At the root of this relationship seems to be something rare and wonderful. Conflicts can be solved. You can make decisions. You can come to agreements. You have control and discretion, which would not be true if you were addicted.

However, while this relationship does not seem to be pathological, part of the sexual excitement may lie in the private abandonment of those very social codes that you insist must be observed in public. That conflict takes place within yourself, rather than between you and him. There may be an allure that has to do with perceived transgression, and that may be another way in which you suspect this is an "addiction." It is possible that what you have is the classic secret lover of whom society disapproves, the noble savage, the one who satisfies you in private but not in public. Again, this is a conflict that can be managed. It's not out of control. But it's an internal conflict.

There is a possibility, though, that solving these conflicts may take some of the forbidden allure out of it. If you make this relationship more adult, more rational, he may lose some of his potency, metaphorically speaking. He may become less interesting if less exasperating.

Your choice appears to be whether to abandon this relationship, confine it to the sexual, or broaden it to a partnership in life. I don't see why you should abandon it. Though you say he has a temper and is often disagreeable, I don't get the sense that he is violent or coercive.

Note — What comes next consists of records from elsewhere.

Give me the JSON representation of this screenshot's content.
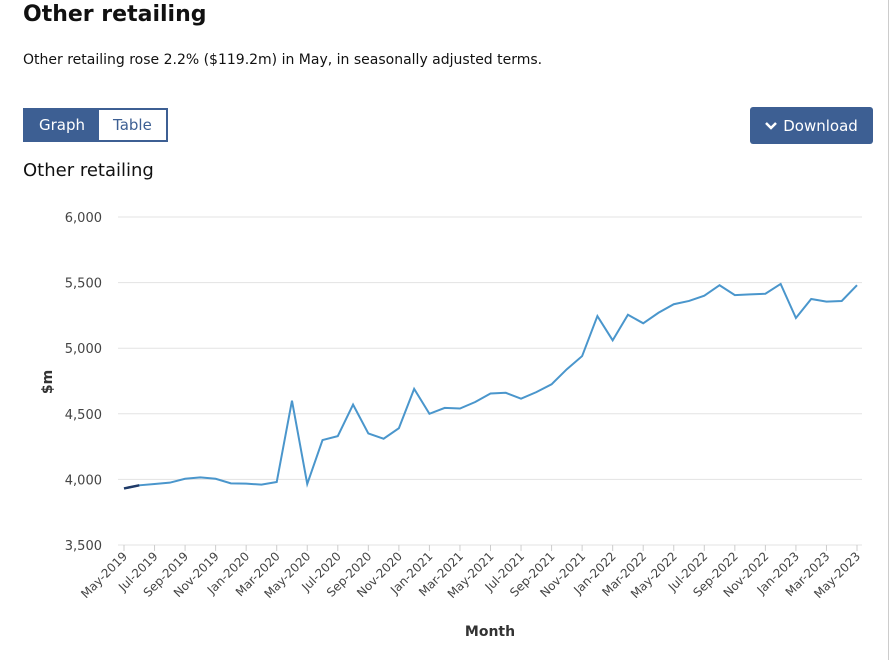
{
  "header": {
    "title": "Other retailing",
    "summary": "Other retailing rose 2.2% ($119.2m) in May, in seasonally adjusted terms."
  },
  "tabs": [
    {
      "label": "Graph",
      "active": true
    },
    {
      "label": "Table",
      "active": false
    }
  ],
  "download": {
    "label": "Download",
    "icon": "chevron-down-icon"
  },
  "colors": {
    "accent": "#3d5f93",
    "line": "#4a96cc",
    "first_segment": "#1f3a68"
  },
  "chart_data": {
    "type": "line",
    "title": "Other retailing",
    "xlabel": "Month",
    "ylabel": "$m",
    "ylim": [
      3500,
      6000
    ],
    "yticks": [
      "3,500",
      "4,000",
      "4,500",
      "5,000",
      "5,500",
      "6,000"
    ],
    "ytick_values": [
      3500,
      4000,
      4500,
      5000,
      5500,
      6000
    ],
    "xtick_labels": [
      "May-2019",
      "Jul-2019",
      "Sep-2019",
      "Nov-2019",
      "Jan-2020",
      "Mar-2020",
      "May-2020",
      "Jul-2020",
      "Sep-2020",
      "Nov-2020",
      "Jan-2021",
      "Mar-2021",
      "May-2021",
      "Jul-2021",
      "Sep-2021",
      "Nov-2021",
      "Jan-2022",
      "Mar-2022",
      "May-2022",
      "Jul-2022",
      "Sep-2022",
      "Nov-2022",
      "Jan-2023",
      "Mar-2023",
      "May-2023"
    ],
    "grid": true,
    "series": [
      {
        "name": "Other retailing",
        "x_start": "May-2019",
        "values": [
          3931,
          3955,
          3965,
          3975,
          4005,
          4015,
          4005,
          3970,
          3968,
          3960,
          3980,
          4600,
          3965,
          4300,
          4330,
          4570,
          4350,
          4310,
          4390,
          4690,
          4500,
          4545,
          4540,
          4590,
          4655,
          4660,
          4615,
          4665,
          4725,
          4840,
          4940,
          5245,
          5060,
          5255,
          5190,
          5270,
          5335,
          5360,
          5400,
          5480,
          5405,
          5410,
          5415,
          5490,
          5230,
          5375,
          5355,
          5360,
          5480
        ]
      }
    ]
  }
}
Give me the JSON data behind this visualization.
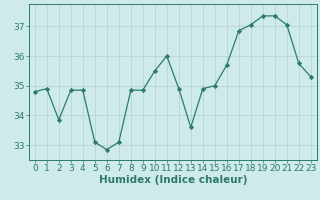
{
  "x": [
    0,
    1,
    2,
    3,
    4,
    5,
    6,
    7,
    8,
    9,
    10,
    11,
    12,
    13,
    14,
    15,
    16,
    17,
    18,
    19,
    20,
    21,
    22,
    23
  ],
  "y": [
    34.8,
    34.9,
    33.85,
    34.85,
    34.85,
    33.1,
    32.85,
    33.1,
    34.85,
    34.85,
    35.5,
    36.0,
    34.9,
    33.6,
    34.9,
    35.0,
    35.7,
    36.85,
    37.05,
    37.35,
    37.35,
    37.05,
    35.75,
    35.3
  ],
  "line_color": "#2d7a6e",
  "marker": "D",
  "marker_size": 2.2,
  "bg_color": "#ceeaea",
  "grid_color": "#b8d4d4",
  "xlabel": "Humidex (Indice chaleur)",
  "ylim": [
    32.5,
    37.75
  ],
  "xlim": [
    -0.5,
    23.5
  ],
  "yticks": [
    33,
    34,
    35,
    36,
    37
  ],
  "xticks": [
    0,
    1,
    2,
    3,
    4,
    5,
    6,
    7,
    8,
    9,
    10,
    11,
    12,
    13,
    14,
    15,
    16,
    17,
    18,
    19,
    20,
    21,
    22,
    23
  ],
  "tick_label_fontsize": 6.5,
  "xlabel_fontsize": 7.5
}
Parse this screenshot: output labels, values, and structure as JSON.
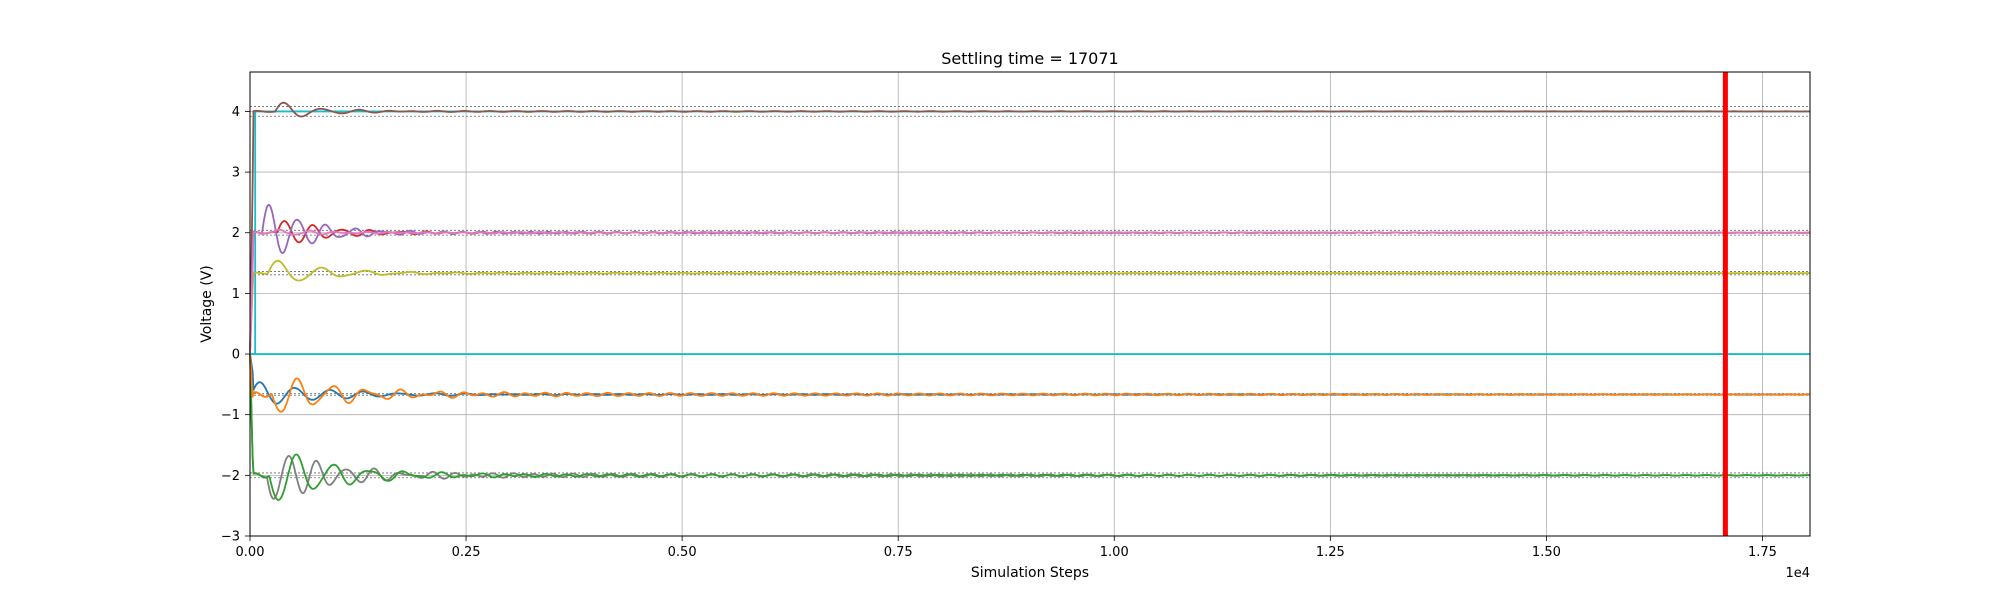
{
  "chart_data": {
    "type": "line",
    "title": "Settling time = 17071",
    "xlabel": "Simulation Steps",
    "ylabel": "Voltage (V)",
    "x_offset_label": "1e4",
    "xlim": [
      0,
      18050
    ],
    "ylim": [
      -3,
      4.65
    ],
    "xticks": [
      0,
      2500,
      5000,
      7500,
      10000,
      12500,
      15000,
      17500
    ],
    "xtick_labels": [
      "0.00",
      "0.25",
      "0.50",
      "0.75",
      "1.00",
      "1.25",
      "1.50",
      "1.75"
    ],
    "yticks": [
      -3,
      -2,
      -1,
      0,
      1,
      2,
      3,
      4
    ],
    "ytick_labels": [
      "−3",
      "−2",
      "−1",
      "0",
      "1",
      "2",
      "3",
      "4"
    ],
    "grid": true,
    "settling_marker": {
      "x": 17071,
      "color": "#ff0000"
    },
    "tolerance_bands": [
      {
        "center": 4.0,
        "half_width": 0.08
      },
      {
        "center": 2.0,
        "half_width": 0.04
      },
      {
        "center": 1.333,
        "half_width": 0.027
      },
      {
        "center": 0.0,
        "half_width": 0.0
      },
      {
        "center": -0.667,
        "half_width": 0.013
      },
      {
        "center": -2.0,
        "half_width": 0.04
      }
    ],
    "series": [
      {
        "color": "#17becf",
        "type": "step",
        "start": 0,
        "final": 4.0,
        "step_at": 60
      },
      {
        "color": "#8c564b",
        "start": 0,
        "final": 4.0,
        "peak": 4.3,
        "t_peak": 400,
        "amp": 0.27,
        "period": 430,
        "decay": 450,
        "osc_amp": 0.01,
        "osc_period": 300
      },
      {
        "color": "#d62728",
        "start": 0,
        "final": 2.0,
        "peak": 2.4,
        "t_peak": 400,
        "amp": 0.4,
        "period": 330,
        "decay": 550,
        "osc_amp": 0.015,
        "osc_period": 220
      },
      {
        "color": "#9467bd",
        "start": 0,
        "final": 2.0,
        "peak": 2.65,
        "t_peak": 220,
        "amp": 0.65,
        "period": 330,
        "decay": 500,
        "osc_amp": 0.02,
        "osc_period": 200
      },
      {
        "color": "#bcbd22",
        "start": 0,
        "final": 1.333,
        "peak": 1.65,
        "t_peak": 330,
        "amp": 0.4,
        "period": 500,
        "decay": 600,
        "osc_amp": 0.01,
        "osc_period": 260
      },
      {
        "color": "#e377c2",
        "start": 0,
        "final": 2.0,
        "peak": 2.1,
        "t_peak": 350,
        "amp": 0.1,
        "period": 330,
        "decay": 500,
        "osc_amp": 0.01,
        "osc_period": 220
      },
      {
        "color": "#7f7f7f",
        "start": 0,
        "final": -2.0,
        "peak": -2.6,
        "t_peak": 280,
        "amp": 0.55,
        "period": 330,
        "decay": 700,
        "osc_amp": 0.04,
        "osc_period": 230
      },
      {
        "color": "#2ca02c",
        "start": 0,
        "final": -2.0,
        "peak": -2.65,
        "t_peak": 330,
        "amp": 0.6,
        "period": 420,
        "decay": 700,
        "osc_amp": 0.03,
        "osc_period": 240
      },
      {
        "color": "#1f77b4",
        "start": 0,
        "final": -0.667,
        "peak": -0.45,
        "t_peak": 120,
        "amp": 0.2,
        "period": 400,
        "decay": 800,
        "osc_amp": 0.01,
        "osc_period": 300
      },
      {
        "color": "#ff7f0e",
        "start": 0,
        "final": -0.667,
        "peak": -1.1,
        "t_peak": 350,
        "amp": 0.45,
        "period": 400,
        "decay": 800,
        "osc_amp": 0.04,
        "osc_period": 240
      },
      {
        "color": "#17becf",
        "type": "flat",
        "start": 0,
        "final": 0.0
      }
    ]
  }
}
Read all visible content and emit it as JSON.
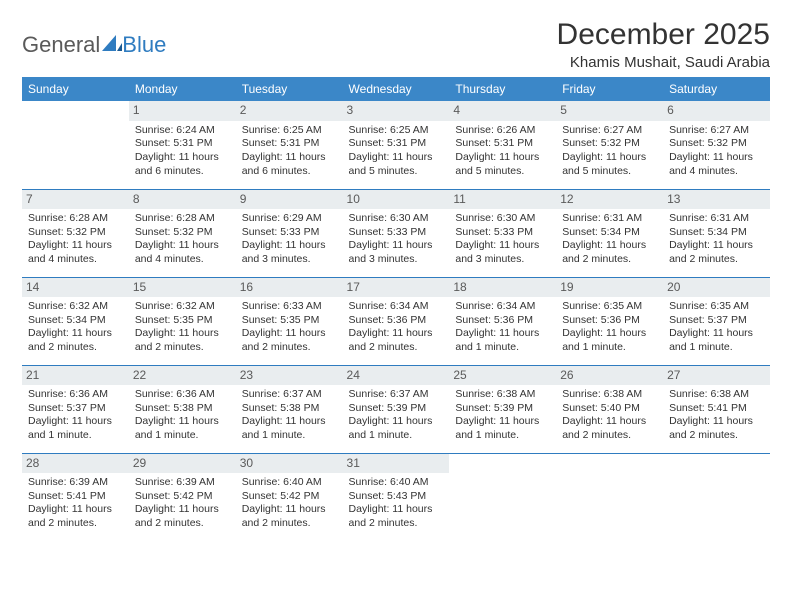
{
  "brand": {
    "part1": "General",
    "part2": "Blue"
  },
  "title": "December 2025",
  "location": "Khamis Mushait, Saudi Arabia",
  "colors": {
    "header_bg": "#3b87c8",
    "header_text": "#ffffff",
    "daynum_bg": "#e9edef",
    "rule": "#2f7cc0",
    "brand_blue": "#2f7cc0",
    "text": "#333333"
  },
  "weekdays": [
    "Sunday",
    "Monday",
    "Tuesday",
    "Wednesday",
    "Thursday",
    "Friday",
    "Saturday"
  ],
  "weeks": [
    [
      {
        "n": "",
        "sr": "",
        "ss": "",
        "dl": ""
      },
      {
        "n": "1",
        "sr": "Sunrise: 6:24 AM",
        "ss": "Sunset: 5:31 PM",
        "dl": "Daylight: 11 hours and 6 minutes."
      },
      {
        "n": "2",
        "sr": "Sunrise: 6:25 AM",
        "ss": "Sunset: 5:31 PM",
        "dl": "Daylight: 11 hours and 6 minutes."
      },
      {
        "n": "3",
        "sr": "Sunrise: 6:25 AM",
        "ss": "Sunset: 5:31 PM",
        "dl": "Daylight: 11 hours and 5 minutes."
      },
      {
        "n": "4",
        "sr": "Sunrise: 6:26 AM",
        "ss": "Sunset: 5:31 PM",
        "dl": "Daylight: 11 hours and 5 minutes."
      },
      {
        "n": "5",
        "sr": "Sunrise: 6:27 AM",
        "ss": "Sunset: 5:32 PM",
        "dl": "Daylight: 11 hours and 5 minutes."
      },
      {
        "n": "6",
        "sr": "Sunrise: 6:27 AM",
        "ss": "Sunset: 5:32 PM",
        "dl": "Daylight: 11 hours and 4 minutes."
      }
    ],
    [
      {
        "n": "7",
        "sr": "Sunrise: 6:28 AM",
        "ss": "Sunset: 5:32 PM",
        "dl": "Daylight: 11 hours and 4 minutes."
      },
      {
        "n": "8",
        "sr": "Sunrise: 6:28 AM",
        "ss": "Sunset: 5:32 PM",
        "dl": "Daylight: 11 hours and 4 minutes."
      },
      {
        "n": "9",
        "sr": "Sunrise: 6:29 AM",
        "ss": "Sunset: 5:33 PM",
        "dl": "Daylight: 11 hours and 3 minutes."
      },
      {
        "n": "10",
        "sr": "Sunrise: 6:30 AM",
        "ss": "Sunset: 5:33 PM",
        "dl": "Daylight: 11 hours and 3 minutes."
      },
      {
        "n": "11",
        "sr": "Sunrise: 6:30 AM",
        "ss": "Sunset: 5:33 PM",
        "dl": "Daylight: 11 hours and 3 minutes."
      },
      {
        "n": "12",
        "sr": "Sunrise: 6:31 AM",
        "ss": "Sunset: 5:34 PM",
        "dl": "Daylight: 11 hours and 2 minutes."
      },
      {
        "n": "13",
        "sr": "Sunrise: 6:31 AM",
        "ss": "Sunset: 5:34 PM",
        "dl": "Daylight: 11 hours and 2 minutes."
      }
    ],
    [
      {
        "n": "14",
        "sr": "Sunrise: 6:32 AM",
        "ss": "Sunset: 5:34 PM",
        "dl": "Daylight: 11 hours and 2 minutes."
      },
      {
        "n": "15",
        "sr": "Sunrise: 6:32 AM",
        "ss": "Sunset: 5:35 PM",
        "dl": "Daylight: 11 hours and 2 minutes."
      },
      {
        "n": "16",
        "sr": "Sunrise: 6:33 AM",
        "ss": "Sunset: 5:35 PM",
        "dl": "Daylight: 11 hours and 2 minutes."
      },
      {
        "n": "17",
        "sr": "Sunrise: 6:34 AM",
        "ss": "Sunset: 5:36 PM",
        "dl": "Daylight: 11 hours and 2 minutes."
      },
      {
        "n": "18",
        "sr": "Sunrise: 6:34 AM",
        "ss": "Sunset: 5:36 PM",
        "dl": "Daylight: 11 hours and 1 minute."
      },
      {
        "n": "19",
        "sr": "Sunrise: 6:35 AM",
        "ss": "Sunset: 5:36 PM",
        "dl": "Daylight: 11 hours and 1 minute."
      },
      {
        "n": "20",
        "sr": "Sunrise: 6:35 AM",
        "ss": "Sunset: 5:37 PM",
        "dl": "Daylight: 11 hours and 1 minute."
      }
    ],
    [
      {
        "n": "21",
        "sr": "Sunrise: 6:36 AM",
        "ss": "Sunset: 5:37 PM",
        "dl": "Daylight: 11 hours and 1 minute."
      },
      {
        "n": "22",
        "sr": "Sunrise: 6:36 AM",
        "ss": "Sunset: 5:38 PM",
        "dl": "Daylight: 11 hours and 1 minute."
      },
      {
        "n": "23",
        "sr": "Sunrise: 6:37 AM",
        "ss": "Sunset: 5:38 PM",
        "dl": "Daylight: 11 hours and 1 minute."
      },
      {
        "n": "24",
        "sr": "Sunrise: 6:37 AM",
        "ss": "Sunset: 5:39 PM",
        "dl": "Daylight: 11 hours and 1 minute."
      },
      {
        "n": "25",
        "sr": "Sunrise: 6:38 AM",
        "ss": "Sunset: 5:39 PM",
        "dl": "Daylight: 11 hours and 1 minute."
      },
      {
        "n": "26",
        "sr": "Sunrise: 6:38 AM",
        "ss": "Sunset: 5:40 PM",
        "dl": "Daylight: 11 hours and 2 minutes."
      },
      {
        "n": "27",
        "sr": "Sunrise: 6:38 AM",
        "ss": "Sunset: 5:41 PM",
        "dl": "Daylight: 11 hours and 2 minutes."
      }
    ],
    [
      {
        "n": "28",
        "sr": "Sunrise: 6:39 AM",
        "ss": "Sunset: 5:41 PM",
        "dl": "Daylight: 11 hours and 2 minutes."
      },
      {
        "n": "29",
        "sr": "Sunrise: 6:39 AM",
        "ss": "Sunset: 5:42 PM",
        "dl": "Daylight: 11 hours and 2 minutes."
      },
      {
        "n": "30",
        "sr": "Sunrise: 6:40 AM",
        "ss": "Sunset: 5:42 PM",
        "dl": "Daylight: 11 hours and 2 minutes."
      },
      {
        "n": "31",
        "sr": "Sunrise: 6:40 AM",
        "ss": "Sunset: 5:43 PM",
        "dl": "Daylight: 11 hours and 2 minutes."
      },
      {
        "n": "",
        "sr": "",
        "ss": "",
        "dl": ""
      },
      {
        "n": "",
        "sr": "",
        "ss": "",
        "dl": ""
      },
      {
        "n": "",
        "sr": "",
        "ss": "",
        "dl": ""
      }
    ]
  ]
}
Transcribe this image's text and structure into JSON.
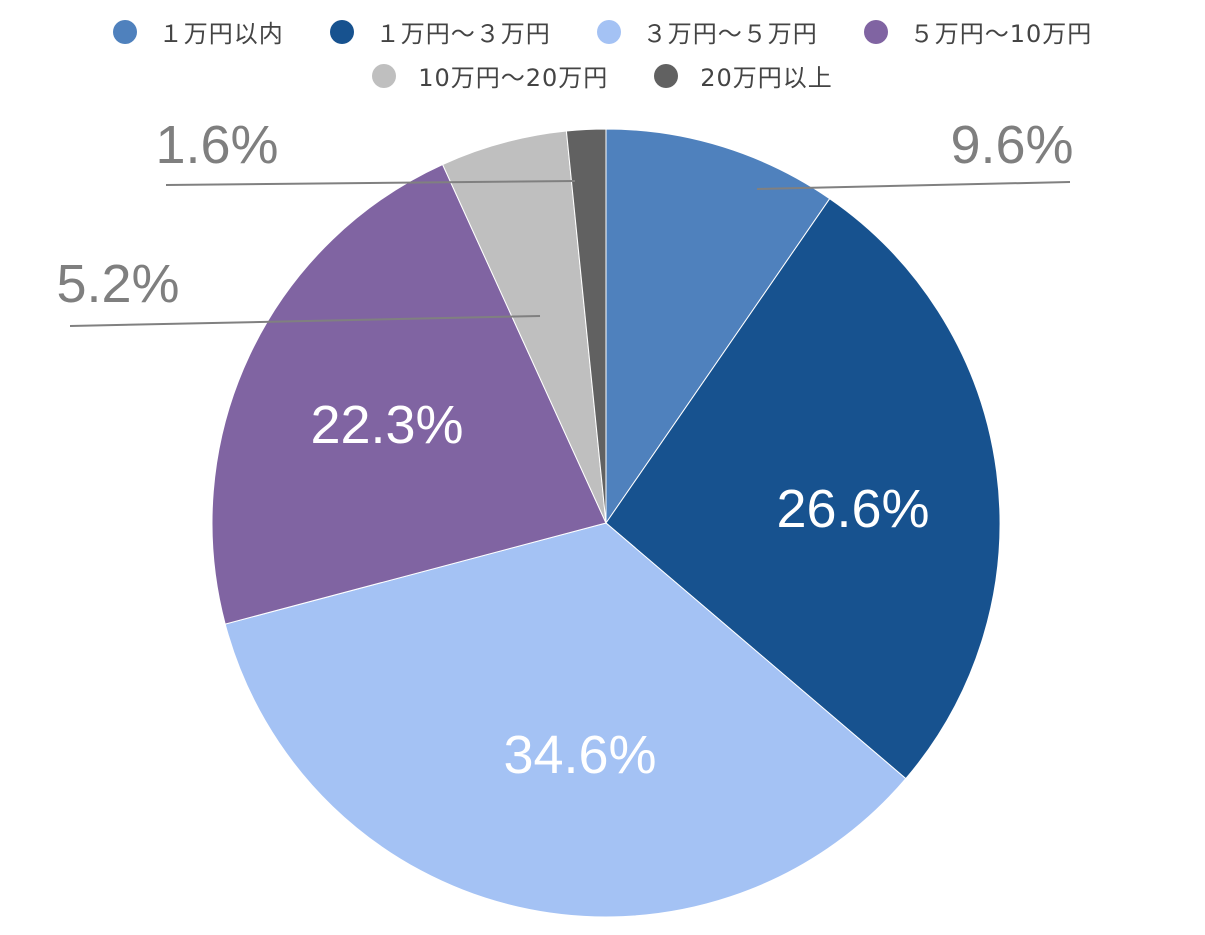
{
  "chart_data": {
    "type": "pie",
    "title": "",
    "legend_position": "top",
    "categories": [
      "１万円以内",
      "１万円～３万円",
      "３万円～５万円",
      "５万円～10万円",
      "10万円～20万円",
      "20万円以上"
    ],
    "values": [
      9.6,
      26.6,
      34.6,
      22.3,
      5.2,
      1.6
    ],
    "labels": [
      "9.6%",
      "26.6%",
      "34.6%",
      "22.3%",
      "5.2%",
      "1.6%"
    ],
    "colors": [
      "#4f81bd",
      "#17528f",
      "#a4c2f4",
      "#8064a2",
      "#bfbfbf",
      "#616161"
    ],
    "label_colors": [
      "#7f7f7f",
      "#ffffff",
      "#ffffff",
      "#ffffff",
      "#7f7f7f",
      "#7f7f7f"
    ],
    "legend_rows": [
      [
        "１万円以内",
        "１万円～３万円",
        "３万円～５万円",
        "５万円～10万円"
      ],
      [
        "10万円～20万円",
        "20万円以上"
      ]
    ]
  }
}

It seems to me you could solve it like this: If each of you could say to the other, "I want to make this work. I want to be committed to you. I want to find ways to resolve our conflicts so we can live together," then you might have the basis for a lasting relationship. If, however, one or the other of you is unwilling to make such a commitment, then you still have the basis for a satisfying sexual friendship, if you can accept it as simply that.